Renting in New York is notoriously expensive. But landlords are now fighting to attract renters as new inventory arrives in the market and affordability issues set in among middle-tier product.
The New York and Northern New Jersey apartment markets, which account for roughly 14% of the U.S. market, added more than 23,000 new units over the past year. In the New York City area, developers brought 15,600 new units online this year. Meanwhile, across the Hudson in the Newark-Jersey City area, that number is almost 7,800 units.
In turn, operators of new product are offering incentives to prospective renters. Rent discounts at newly completed properties averaged 6.5% — about three weeks free — in June. Incentives ease further down the product spectrum.
However, New York-Newark-Jersey City is still growing when it comes to rents, though not at levels seen previously this cycle. Paced largely by a 2% annual increase in luxury apartment rents, New York saw softening in the middle- and lower- stock rents for 1.2% rent growth this quarter across all classes. In Newark, its middle apartment stock paced the rent growth at 1.5%, and the market saw growth of 1.2% overall. Both markets trail the national average of 2.3%.
And the pipeline doesn’t look to be thinning anytime soon. In looking ahead, another 32,000 units — 22,000 in New York and 10,000 in Newark-Jersey City — are currently under construction, and annual multifamily permitting volumes have been running around 35,000 units for the better part of the past two years.
The increasing inventory will likely continue to limit rent increases, though occupancy remains among some of the highest in the country. New York and Newark maintain occupancy of 96.7% and 96.8%, respectively.
The most affordable submarkets remain farther outside the urban core — like, South Westchester County and the New York Northern Suburbs. Inside New York City, rents were essentially flat this quarter in Midtown East, the Lower West Side and Upper East Side, where rents rose by less than 1% annually. In New Jersey, both Jersey City and Newark saw essentially flat rents, too.

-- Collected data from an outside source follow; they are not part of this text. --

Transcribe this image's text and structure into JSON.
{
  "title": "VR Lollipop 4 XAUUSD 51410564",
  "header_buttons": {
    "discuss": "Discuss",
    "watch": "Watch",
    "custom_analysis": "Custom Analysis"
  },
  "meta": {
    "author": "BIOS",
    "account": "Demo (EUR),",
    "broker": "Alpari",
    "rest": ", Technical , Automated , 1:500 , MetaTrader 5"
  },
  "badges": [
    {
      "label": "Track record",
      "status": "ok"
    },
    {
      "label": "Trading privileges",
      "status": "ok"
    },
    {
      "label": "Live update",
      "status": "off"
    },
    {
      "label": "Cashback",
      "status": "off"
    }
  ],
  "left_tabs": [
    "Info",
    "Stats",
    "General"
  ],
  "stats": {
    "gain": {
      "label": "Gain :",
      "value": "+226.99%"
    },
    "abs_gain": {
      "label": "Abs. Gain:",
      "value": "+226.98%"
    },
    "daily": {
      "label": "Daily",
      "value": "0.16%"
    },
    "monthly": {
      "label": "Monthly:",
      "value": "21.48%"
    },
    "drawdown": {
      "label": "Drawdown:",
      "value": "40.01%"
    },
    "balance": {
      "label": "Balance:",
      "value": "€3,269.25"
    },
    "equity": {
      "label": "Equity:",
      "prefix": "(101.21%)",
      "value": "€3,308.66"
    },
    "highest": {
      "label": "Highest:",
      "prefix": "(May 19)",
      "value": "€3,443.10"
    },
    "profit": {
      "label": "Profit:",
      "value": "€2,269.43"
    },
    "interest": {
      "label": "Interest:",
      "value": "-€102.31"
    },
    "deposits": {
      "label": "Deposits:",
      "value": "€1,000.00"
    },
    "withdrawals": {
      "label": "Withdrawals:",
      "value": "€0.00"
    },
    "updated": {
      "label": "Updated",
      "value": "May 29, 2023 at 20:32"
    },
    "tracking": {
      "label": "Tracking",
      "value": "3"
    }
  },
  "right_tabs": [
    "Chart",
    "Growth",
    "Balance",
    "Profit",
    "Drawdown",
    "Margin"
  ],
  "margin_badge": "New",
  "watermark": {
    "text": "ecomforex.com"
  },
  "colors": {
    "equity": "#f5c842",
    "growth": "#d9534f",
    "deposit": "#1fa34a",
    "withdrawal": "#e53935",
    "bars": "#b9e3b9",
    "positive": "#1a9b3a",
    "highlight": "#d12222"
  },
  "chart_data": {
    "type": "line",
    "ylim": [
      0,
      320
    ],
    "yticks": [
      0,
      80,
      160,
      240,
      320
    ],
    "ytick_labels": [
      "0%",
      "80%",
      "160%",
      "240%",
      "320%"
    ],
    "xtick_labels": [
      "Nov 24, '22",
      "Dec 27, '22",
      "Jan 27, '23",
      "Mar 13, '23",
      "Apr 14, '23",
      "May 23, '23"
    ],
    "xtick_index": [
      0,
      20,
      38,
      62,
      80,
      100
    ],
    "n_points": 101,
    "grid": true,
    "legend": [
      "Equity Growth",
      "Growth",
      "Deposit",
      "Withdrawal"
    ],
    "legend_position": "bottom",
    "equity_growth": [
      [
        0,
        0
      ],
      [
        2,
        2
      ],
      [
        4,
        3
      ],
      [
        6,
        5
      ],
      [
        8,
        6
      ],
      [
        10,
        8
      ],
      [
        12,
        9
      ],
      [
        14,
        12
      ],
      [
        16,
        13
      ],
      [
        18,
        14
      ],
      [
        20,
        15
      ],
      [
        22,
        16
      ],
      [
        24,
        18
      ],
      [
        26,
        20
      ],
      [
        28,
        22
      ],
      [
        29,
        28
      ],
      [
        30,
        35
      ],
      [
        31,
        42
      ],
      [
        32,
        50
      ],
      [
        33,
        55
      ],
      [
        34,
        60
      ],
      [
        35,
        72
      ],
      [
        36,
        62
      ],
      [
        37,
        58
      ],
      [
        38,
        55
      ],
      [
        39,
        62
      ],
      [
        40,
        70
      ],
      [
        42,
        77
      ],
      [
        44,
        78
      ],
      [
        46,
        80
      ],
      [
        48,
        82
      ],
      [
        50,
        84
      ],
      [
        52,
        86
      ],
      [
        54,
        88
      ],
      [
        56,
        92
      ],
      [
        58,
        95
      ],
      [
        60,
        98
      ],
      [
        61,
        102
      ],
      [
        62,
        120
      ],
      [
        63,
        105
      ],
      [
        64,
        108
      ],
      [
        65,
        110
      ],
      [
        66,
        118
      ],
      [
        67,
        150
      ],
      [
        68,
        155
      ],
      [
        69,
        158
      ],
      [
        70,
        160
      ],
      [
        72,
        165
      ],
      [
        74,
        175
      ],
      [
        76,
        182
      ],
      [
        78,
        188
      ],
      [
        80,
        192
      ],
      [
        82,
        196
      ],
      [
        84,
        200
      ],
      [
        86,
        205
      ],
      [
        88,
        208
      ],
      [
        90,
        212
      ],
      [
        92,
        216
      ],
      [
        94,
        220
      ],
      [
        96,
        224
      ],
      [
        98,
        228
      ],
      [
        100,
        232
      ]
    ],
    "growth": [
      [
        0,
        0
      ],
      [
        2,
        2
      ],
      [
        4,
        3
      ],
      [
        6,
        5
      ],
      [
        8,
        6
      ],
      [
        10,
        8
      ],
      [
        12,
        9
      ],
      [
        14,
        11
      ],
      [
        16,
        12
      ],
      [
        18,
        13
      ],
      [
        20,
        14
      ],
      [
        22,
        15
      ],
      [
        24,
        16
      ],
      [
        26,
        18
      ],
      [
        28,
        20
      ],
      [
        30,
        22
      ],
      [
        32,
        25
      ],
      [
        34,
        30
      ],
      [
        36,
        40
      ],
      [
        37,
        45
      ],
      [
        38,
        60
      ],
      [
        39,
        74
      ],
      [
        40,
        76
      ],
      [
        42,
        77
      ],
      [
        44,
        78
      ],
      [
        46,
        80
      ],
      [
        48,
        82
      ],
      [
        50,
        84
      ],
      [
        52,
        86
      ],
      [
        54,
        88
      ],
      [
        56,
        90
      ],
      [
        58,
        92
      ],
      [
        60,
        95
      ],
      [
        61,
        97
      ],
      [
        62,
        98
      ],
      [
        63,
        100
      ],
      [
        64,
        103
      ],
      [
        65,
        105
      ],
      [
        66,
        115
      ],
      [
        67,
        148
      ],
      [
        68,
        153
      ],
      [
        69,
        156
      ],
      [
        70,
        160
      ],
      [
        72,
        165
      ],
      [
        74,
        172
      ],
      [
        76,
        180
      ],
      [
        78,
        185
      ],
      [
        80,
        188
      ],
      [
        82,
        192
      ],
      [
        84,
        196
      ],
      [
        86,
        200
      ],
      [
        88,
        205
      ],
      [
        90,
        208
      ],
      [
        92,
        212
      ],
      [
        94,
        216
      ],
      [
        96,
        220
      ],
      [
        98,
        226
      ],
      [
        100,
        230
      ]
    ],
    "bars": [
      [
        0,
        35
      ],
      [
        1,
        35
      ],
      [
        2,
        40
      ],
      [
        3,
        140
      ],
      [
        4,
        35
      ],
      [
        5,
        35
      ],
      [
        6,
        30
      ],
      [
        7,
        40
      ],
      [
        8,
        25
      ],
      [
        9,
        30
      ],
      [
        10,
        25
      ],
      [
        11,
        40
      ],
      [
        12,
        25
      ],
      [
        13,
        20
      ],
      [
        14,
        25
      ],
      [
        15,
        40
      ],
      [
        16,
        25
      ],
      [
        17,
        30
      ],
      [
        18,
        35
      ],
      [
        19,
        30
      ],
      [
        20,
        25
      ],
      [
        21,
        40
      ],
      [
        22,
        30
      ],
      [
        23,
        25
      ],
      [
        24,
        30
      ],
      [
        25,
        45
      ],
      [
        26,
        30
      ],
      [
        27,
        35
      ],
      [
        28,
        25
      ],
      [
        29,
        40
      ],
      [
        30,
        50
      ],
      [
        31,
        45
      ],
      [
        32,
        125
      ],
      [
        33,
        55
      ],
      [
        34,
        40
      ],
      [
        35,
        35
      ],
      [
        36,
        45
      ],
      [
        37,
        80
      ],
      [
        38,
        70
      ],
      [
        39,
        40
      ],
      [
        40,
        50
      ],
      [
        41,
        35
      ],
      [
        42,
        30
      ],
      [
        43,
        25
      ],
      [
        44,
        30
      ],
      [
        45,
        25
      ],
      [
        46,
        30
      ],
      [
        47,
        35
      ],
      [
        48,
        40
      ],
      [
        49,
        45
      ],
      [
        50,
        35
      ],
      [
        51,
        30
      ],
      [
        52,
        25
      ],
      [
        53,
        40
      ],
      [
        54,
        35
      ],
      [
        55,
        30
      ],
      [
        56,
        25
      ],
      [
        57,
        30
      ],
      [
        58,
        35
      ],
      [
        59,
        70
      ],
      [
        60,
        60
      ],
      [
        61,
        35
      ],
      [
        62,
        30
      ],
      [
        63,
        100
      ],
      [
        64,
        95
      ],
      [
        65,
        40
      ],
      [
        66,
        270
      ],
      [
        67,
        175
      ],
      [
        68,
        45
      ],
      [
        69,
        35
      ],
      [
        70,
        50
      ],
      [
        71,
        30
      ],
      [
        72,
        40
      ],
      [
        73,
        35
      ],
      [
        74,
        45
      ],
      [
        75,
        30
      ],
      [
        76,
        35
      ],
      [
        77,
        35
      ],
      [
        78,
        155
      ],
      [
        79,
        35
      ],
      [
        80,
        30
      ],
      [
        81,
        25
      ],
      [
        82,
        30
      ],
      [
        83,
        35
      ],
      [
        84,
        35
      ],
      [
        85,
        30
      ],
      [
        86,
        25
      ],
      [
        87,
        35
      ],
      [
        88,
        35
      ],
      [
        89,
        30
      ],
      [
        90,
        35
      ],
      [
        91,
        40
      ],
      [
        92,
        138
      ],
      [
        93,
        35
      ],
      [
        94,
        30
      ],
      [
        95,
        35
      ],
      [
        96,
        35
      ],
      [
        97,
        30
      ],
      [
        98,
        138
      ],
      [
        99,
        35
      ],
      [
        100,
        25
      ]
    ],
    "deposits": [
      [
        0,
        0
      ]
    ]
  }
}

Multifamily investment in both New York City and Northern New Jersey markets fell in the past year. Dollar volumes dropped nearly 6% in New York and 18% in Newark-Jersey City, according to data from Real Capital Analytics. Years of elevated activity have driven up pricing for existing assets, particularly in the urban core, making deals harder to find in the market. Cap rates continue to compress, registering at 4.25% in New York and 5.32% in Newark-Jersey City as of mid-year.
On the jobs front, the New York market continues to accelerate. According to the Bureau of Labor Statistics, the region added 116,000 jobs in the year-ending June 2018. Specifically, the region sees growth — though not as much as earlier in the cycle — in the highest-paying financial and business services sectors. In New Jersey, trade and transport jobs saw 2.5% annual growth.